29 July 2009 Memorial of St. Martha
Exodus 24, 29-35; Psalm 99; John 11, 19-27 or Luke 10, 38-42
Jesus calls for non-preferential love for all. He scours villages to embrace foreigners and sinners, the outcast and the oppressed, the strangers and the lonely. But he has preferential relationships Himself: from particular groups like the disciples (His barkada), the women who surround him, and to specific people such as the disciple whom he loves and the family of Mary, Martha and Lazarus. For us to love universally, we have to love particularly. To love the poor of the world, we should have someone in mind, a poor person with a name, a face, and memories of time spent with them. Friendship, after all, is both a universal human experience and at the same time a very particular one.
One such friend to Jesus is Martha, the sister of Mary and Lazarus. We all have pictured her as a doing person. Her concern is the upkeep of the house and the esteem of her guests. Hers is the spirit of generosity: she wants her guest to feel like family, comfortable and warmed by her home. It is not difficult to imagine why wanderers like Jesus and his disciples who do not have a place to rest would find Martha’s home cooking irresistible. It is not hard to see why they have been Jesus’ particular friends, that when Lazarus died, He, the God of Life, cried as well. And all the more we cannot doubt Martha’s heart for Jesus and his disciples. At the very news of their visit, she excitedly prepares her house like our mothers who would prepare our rooms and our favorite food every time we inform them that we’re coming home.
But we cannot separate Martha and Mary. I suggest that we have to throw into the rubbish bin our interpretation that Mary is far better than Martha. I suggest that we put these icons of faith together and at par with each other. And make these two women images of how we are to make friends with Jesus. To these icons, we can glean the value of friendship in our lives and in our ministry. To me, friendship is what keeps me happy in my life as a priest: because I do not have a family, there are people who offer their hearts and open their homes for me. Why is friendship valuable?
First, friendship is crucial in our development as persons because we develop our humanity through our relationships. It helps us grow personally, emotionally and morally. The friendship between Jesus and his family friends in Bethany contributed to their growth as persons. In their conversations, they are able to share their feelings, thoughts, dreams, moral judgments and especially criticism.
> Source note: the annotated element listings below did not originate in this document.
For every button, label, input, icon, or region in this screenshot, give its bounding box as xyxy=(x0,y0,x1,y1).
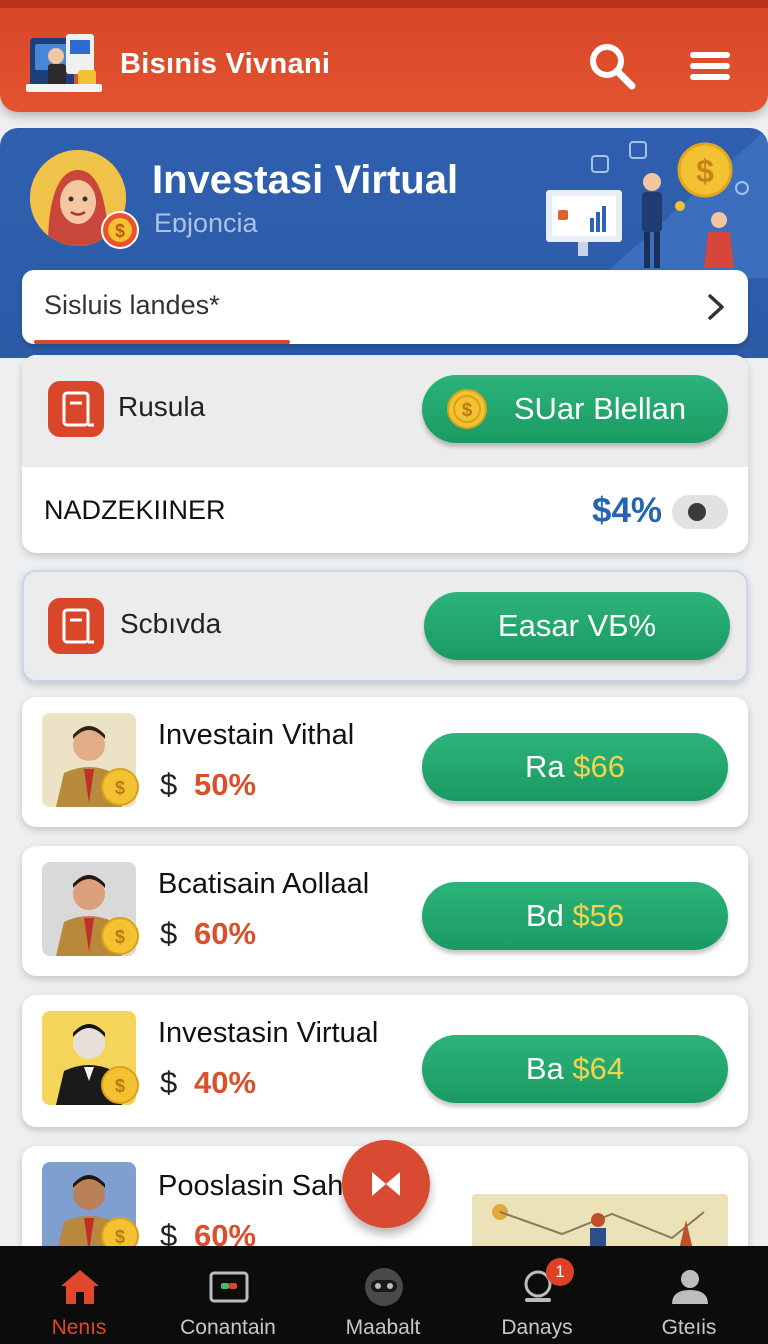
map-illustration-icon xyxy=(472,1194,728,1254)
svg-text:$: $ xyxy=(115,778,125,798)
currency-symbol: $ xyxy=(160,767,178,802)
buy-button[interactable]: Ra $66 xyxy=(422,733,728,801)
fast-forward-icon xyxy=(372,1172,400,1196)
bottom-navigation: Nenıs Conantain Maabalt 1 Danays Gteıis xyxy=(0,1246,768,1344)
setting-row-value: $4% xyxy=(592,491,663,530)
investment-illustration-icon: $ xyxy=(546,128,768,278)
buy-button-prefix: Ra xyxy=(525,749,565,784)
svg-text:$: $ xyxy=(115,1227,125,1247)
app-logo-icon xyxy=(26,34,102,92)
category-selector[interactable]: Sisluis landes* xyxy=(22,270,748,344)
selector-underline xyxy=(34,340,290,344)
nav-robot[interactable]: Maabalt xyxy=(308,1246,458,1344)
card-title: Rusula xyxy=(118,391,206,422)
investment-name: Pooslasin Sahl xyxy=(158,1170,350,1202)
buy-button[interactable]: Ba $64 xyxy=(422,1035,728,1103)
svg-text:$: $ xyxy=(115,1076,125,1096)
svg-text:$: $ xyxy=(462,400,473,421)
profile-icon xyxy=(672,1270,708,1304)
buy-button[interactable]: Bd $56 xyxy=(422,882,728,950)
nav-profile[interactable]: Gteıis xyxy=(614,1246,764,1344)
nav-label: Nenıs xyxy=(51,1316,107,1339)
buy-button-prefix: Bd xyxy=(525,898,564,933)
return-percent: 40% xyxy=(194,1065,257,1100)
nav-notifications[interactable]: 1 Danays xyxy=(462,1246,612,1344)
hamburger-menu-icon[interactable] xyxy=(684,40,736,92)
return-percent: 50% xyxy=(194,767,257,802)
notification-badge: 1 xyxy=(546,1258,574,1286)
card-title: Scbıvda xyxy=(120,608,222,639)
svg-text:$: $ xyxy=(115,927,125,947)
investment-card: $ Investain Vithal $ 50% Ra $66 xyxy=(22,697,748,827)
app-header: Bisınis Vivnani xyxy=(0,0,768,112)
setting-row-label: NADZEKIINER xyxy=(44,495,226,525)
book-icon xyxy=(48,381,104,437)
toggle-knob xyxy=(688,503,706,521)
buy-button-amount: $66 xyxy=(573,749,625,784)
nav-label: Maabalt xyxy=(345,1316,421,1339)
investment-card: $ Bcatisain Aollaal $ 60% Bd $56 xyxy=(22,846,748,976)
hero-title: Investasi Virtual xyxy=(152,158,459,202)
setting-toggle[interactable] xyxy=(672,495,728,529)
search-icon[interactable] xyxy=(586,40,638,92)
investment-card: $ Investasin Virtual $ 40% Ba $64 xyxy=(22,995,748,1127)
home-icon xyxy=(61,1270,99,1304)
nav-label: Danays xyxy=(501,1316,573,1339)
nav-label: Gteıis xyxy=(661,1316,717,1339)
svg-text:$: $ xyxy=(115,221,125,241)
hero-subtitle: Eɒjoncia xyxy=(154,208,258,238)
buy-button-amount: $64 xyxy=(572,1051,625,1086)
currency-symbol: $ xyxy=(160,916,178,951)
category-card-rusula: Rusula $ SUar Blellan NADZEKIINER $4% xyxy=(22,355,748,553)
gold-coin-icon: $ xyxy=(447,389,487,429)
quick-action-button[interactable] xyxy=(342,1140,430,1228)
investment-name: Bcatisain Aollaal xyxy=(158,868,370,900)
category-card-scbivda: Scbıvda Easar VБ% xyxy=(22,570,748,682)
gold-coin-icon: $ xyxy=(101,917,139,955)
start-button[interactable]: $ SUar Blellan xyxy=(422,375,728,443)
buy-button-amount: $56 xyxy=(572,898,625,933)
app-title: Bisınis Vivnani xyxy=(120,48,331,80)
gold-coin-icon: $ xyxy=(101,1066,139,1104)
currency-symbol: $ xyxy=(160,1065,178,1100)
invest-button[interactable]: Easar VБ% xyxy=(424,592,730,660)
nav-wallet[interactable]: Conantain xyxy=(153,1246,303,1344)
nav-home[interactable]: Nenıs xyxy=(4,1246,154,1344)
dollar-coin-icon: $ xyxy=(101,211,139,249)
wallet-icon xyxy=(209,1271,249,1303)
gold-coin-icon: $ xyxy=(101,768,139,806)
book-icon xyxy=(48,598,104,654)
investment-name: Investasin Virtual xyxy=(158,1017,379,1049)
chevron-right-icon xyxy=(708,294,724,320)
invest-button-label: Easar VБ% xyxy=(497,608,657,643)
nav-label: Conantain xyxy=(180,1316,276,1339)
investment-name: Investain Vithal xyxy=(158,719,355,751)
buy-button-prefix: Ba xyxy=(525,1051,564,1086)
start-button-label: SUar Blellan xyxy=(513,391,687,426)
svg-text:$: $ xyxy=(696,153,714,189)
selector-label: Sisluis landes* xyxy=(44,290,220,320)
robot-icon xyxy=(365,1268,403,1306)
return-percent: 60% xyxy=(194,916,257,951)
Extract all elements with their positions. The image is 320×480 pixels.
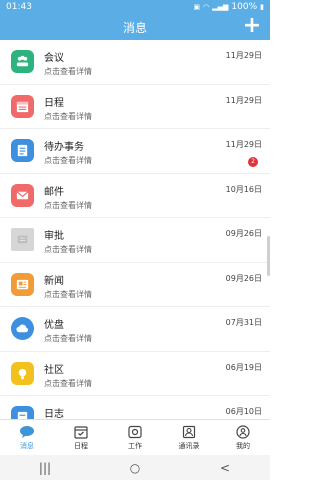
calendar-tab-icon bbox=[73, 425, 89, 439]
nfc-icon: ▣ bbox=[193, 3, 201, 11]
system-nav-bar: ||| ○ < bbox=[0, 455, 270, 480]
message-row-schedule[interactable]: 日程 点击查看详情 11月29日 bbox=[0, 85, 270, 129]
meeting-icon bbox=[11, 50, 34, 73]
status-time: 01:43 bbox=[6, 2, 32, 12]
contacts-icon bbox=[181, 425, 197, 439]
message-title: 日志 bbox=[44, 409, 64, 419]
message-date: 11月29日 bbox=[225, 140, 262, 149]
page-title: 消息 bbox=[122, 20, 147, 35]
tab-label: 工作 bbox=[128, 441, 142, 450]
bottom-tab-bar: 消息 日程 工作 通讯录 我的 bbox=[0, 419, 270, 455]
message-date: 06月10日 bbox=[225, 407, 262, 416]
community-icon bbox=[11, 361, 34, 385]
home-button[interactable]: ○ bbox=[115, 458, 155, 478]
log-icon bbox=[11, 406, 34, 419]
message-subtitle: 点击查看详情 bbox=[44, 289, 92, 299]
message-row-log[interactable]: 日志 06月10日 bbox=[0, 396, 270, 419]
chat-icon bbox=[19, 425, 35, 439]
recents-button[interactable]: ||| bbox=[25, 458, 65, 478]
profile-icon bbox=[235, 424, 251, 439]
message-row-community[interactable]: 社区 点击查看详情 06月19日 bbox=[0, 352, 270, 396]
calendar-icon bbox=[11, 94, 34, 118]
tab-label: 我的 bbox=[236, 441, 250, 450]
message-row-news[interactable]: 新闻 点击查看详情 09月26日 bbox=[0, 263, 270, 307]
message-title: 新闻 bbox=[44, 275, 64, 287]
message-title: 社区 bbox=[44, 364, 64, 376]
message-subtitle: 点击查看详情 bbox=[44, 111, 92, 121]
title-bar: 消息 + bbox=[0, 14, 270, 40]
message-title: 日程 bbox=[44, 97, 64, 109]
message-subtitle: 点击查看详情 bbox=[44, 245, 92, 254]
add-button[interactable]: + bbox=[240, 15, 264, 39]
news-icon bbox=[11, 272, 34, 296]
message-row-todo[interactable]: 待办事务 点击查看详情 11月29日 2 bbox=[0, 129, 270, 174]
message-subtitle: 点击查看详情 bbox=[44, 378, 92, 388]
tab-schedule[interactable]: 日程 bbox=[54, 420, 108, 455]
mail-icon bbox=[11, 183, 34, 207]
message-title: 优盘 bbox=[44, 320, 64, 331]
message-list: 会议 点击查看详情 11月29日 日程 点击查看详情 11月29日 待办事务 点… bbox=[0, 40, 270, 419]
status-bar: 01:43 ▣ ◠ ▂▄▆ 100% ▮ bbox=[0, 0, 270, 14]
message-subtitle: 点击查看详情 bbox=[44, 67, 92, 76]
battery-icon: ▮ bbox=[260, 3, 264, 11]
status-indicators: ▣ ◠ ▂▄▆ 100% ▮ bbox=[194, 2, 264, 12]
tab-label: 日程 bbox=[74, 441, 88, 450]
back-button[interactable]: < bbox=[205, 458, 245, 478]
message-title: 待办事务 bbox=[44, 142, 84, 153]
message-date: 10月16日 bbox=[225, 184, 262, 194]
message-date: 07月31日 bbox=[225, 318, 262, 327]
tab-profile[interactable]: 我的 bbox=[216, 420, 270, 455]
message-row-udisk[interactable]: 优盘 点击查看详情 07月31日 bbox=[0, 307, 270, 352]
unread-badge: 2 bbox=[248, 157, 258, 167]
signal-icon: ▂▄▆ bbox=[212, 3, 229, 11]
message-row-meeting[interactable]: 会议 点击查看详情 11月29日 bbox=[0, 40, 270, 85]
cloud-icon bbox=[11, 317, 34, 340]
message-row-mail[interactable]: 邮件 点击查看详情 10月16日 bbox=[0, 174, 270, 218]
approval-icon bbox=[11, 228, 34, 251]
tab-contacts[interactable]: 通讯录 bbox=[162, 420, 216, 455]
tab-work[interactable]: 工作 bbox=[108, 420, 162, 455]
tab-label: 消息 bbox=[20, 441, 34, 450]
tab-label: 通讯录 bbox=[178, 441, 200, 450]
message-subtitle: 点击查看详情 bbox=[44, 156, 92, 165]
todo-icon bbox=[11, 139, 34, 162]
message-title: 会议 bbox=[44, 53, 64, 64]
work-icon bbox=[127, 425, 143, 439]
message-date: 06月19日 bbox=[225, 362, 262, 372]
message-date: 11月29日 bbox=[225, 51, 262, 60]
message-title: 审批 bbox=[44, 231, 64, 242]
message-date: 11月29日 bbox=[225, 95, 262, 105]
message-title: 邮件 bbox=[44, 186, 64, 198]
message-subtitle: 点击查看详情 bbox=[44, 200, 92, 210]
scroll-handle[interactable] bbox=[267, 236, 270, 276]
message-date: 09月26日 bbox=[225, 229, 262, 238]
tab-messages[interactable]: 消息 bbox=[0, 420, 54, 455]
message-subtitle: 点击查看详情 bbox=[44, 334, 92, 343]
message-row-approval[interactable]: 审批 点击查看详情 09月26日 bbox=[0, 218, 270, 263]
wifi-icon: ◠ bbox=[203, 3, 210, 11]
battery-level: 100% bbox=[231, 2, 258, 12]
message-date: 09月26日 bbox=[225, 273, 262, 283]
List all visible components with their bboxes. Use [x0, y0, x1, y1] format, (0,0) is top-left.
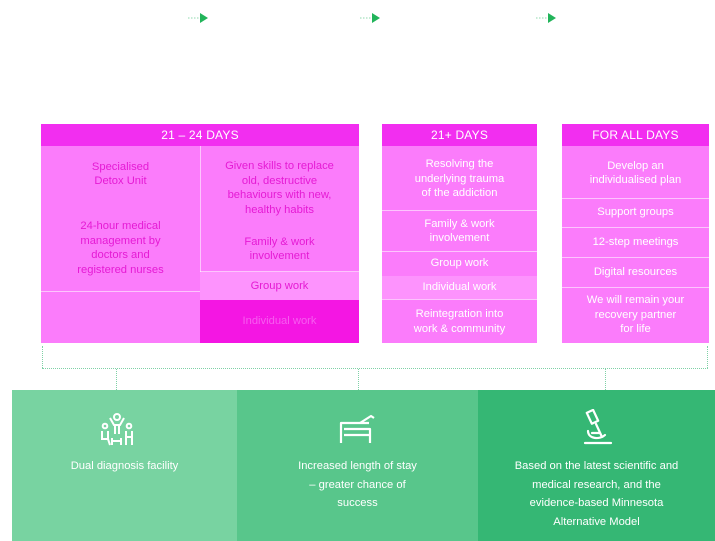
individual-work-label: Individual work: [200, 300, 359, 343]
length-of-stay-text: Increased length of stay – greater chanc…: [298, 460, 417, 509]
phase-3-header: FOR ALL DAYS: [562, 124, 709, 146]
feature-panel-length-of-stay: Increased length of stay – greater chanc…: [237, 390, 478, 541]
phase-2-header: 21+ DAYS: [382, 124, 537, 146]
support-groups-label: Support groups: [597, 206, 674, 219]
people-diagnosis-icon: [101, 413, 133, 446]
group-work-label: Group work: [200, 272, 359, 300]
phase-1-header: 21 – 24 DAYS: [41, 124, 359, 146]
group-work-label: Group work: [430, 257, 489, 270]
research-text: Based on the latest scientific and medic…: [514, 460, 679, 528]
feature-panel-dual-diagnosis: Dual diagnosis facility: [12, 390, 237, 541]
detox-unit-label: Specialised Detox Unit: [91, 160, 150, 188]
bed-icon: [339, 414, 375, 443]
dual-diagnosis-text: Dual diagnosis facility: [70, 460, 179, 472]
microscope-icon: [583, 409, 613, 445]
individualised-plan-label: Develop an individualised plan: [589, 159, 682, 187]
arrow-right-icon: [360, 13, 380, 23]
individual-work-label: Individual work: [382, 276, 537, 299]
step-meetings-label: 12-step meetings: [592, 235, 679, 248]
arrow-right-icon: [536, 13, 556, 23]
reintegration-label: Reintegration into work & community: [413, 308, 506, 335]
arrow-right-icon: [188, 13, 208, 23]
digital-resources-label: Digital resources: [593, 265, 678, 278]
feature-panel-research: Based on the latest scientific and medic…: [478, 390, 715, 541]
recovery-partner-label: We will remain your recovery partner for…: [586, 294, 685, 336]
trauma-label: Resolving the underlying trauma of the a…: [414, 158, 505, 200]
family-work-label: Family & work involvement: [424, 217, 495, 245]
family-work-label: Family & work involvement: [244, 235, 315, 263]
medical-management-label: 24-hour medical management by doctors an…: [77, 220, 164, 276]
skills-label: Given skills to replace old, destructive…: [225, 160, 334, 216]
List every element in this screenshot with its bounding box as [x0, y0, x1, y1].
Case in point: As guest in another’s home, we would rather keep quiet if we see something we don’t agree with. But because Martha is a friend of Jesus, He is comfortable to tell Martha not to be too troubled about taking care of Him. Our real friends can point out our warts and at the same time, love them too.
Second, friendship is enjoyed simply on the account of the relationship entered. We just enjoy our friends’ company. A friend is someone who provokes our interests and our passions, invites us to see reality beyond the virtual (and the denials), assists us to reflect and see the depths of our hearts that we are moved to prayer. With whatever we do, friends are able to help us aspire for loftier and noble things.
This is precisely what Mary is enjoying at the company of Jesus. Oftentimes, our friends know what we truly need even before they realize it. Jesus knows what Mary needed, and He responds to it readily — even though He may be hungry (a hunch). Martha is still preparing the things He needs. And what does a guest need usually? Food. And to me, this is the reason why He tells Martha that what He is doing is more important at that particular time. The act of foregoing a concrete and immediate need in order to respond to a deeper hunger is what matters. We often do this with our friends. We drop whatever we do, when a loved one needs us.
Of course, we should not forget Lazarus. Jesus reclines at table with him and enjoys his company. No need to elaborate: we simply enjoy our friends.
And so as we remember Martha today, we remember the value of friendships in our lives and what it does to the work we do in the Kingdom of God. And as memories are always connected with other memories, we too remember Mary and Lazarus. We thank them for taking care of Jesus and his disciples. Healthy relationships has Jesus at the center. In and through Him, we begin, maintain and perfect our friendships.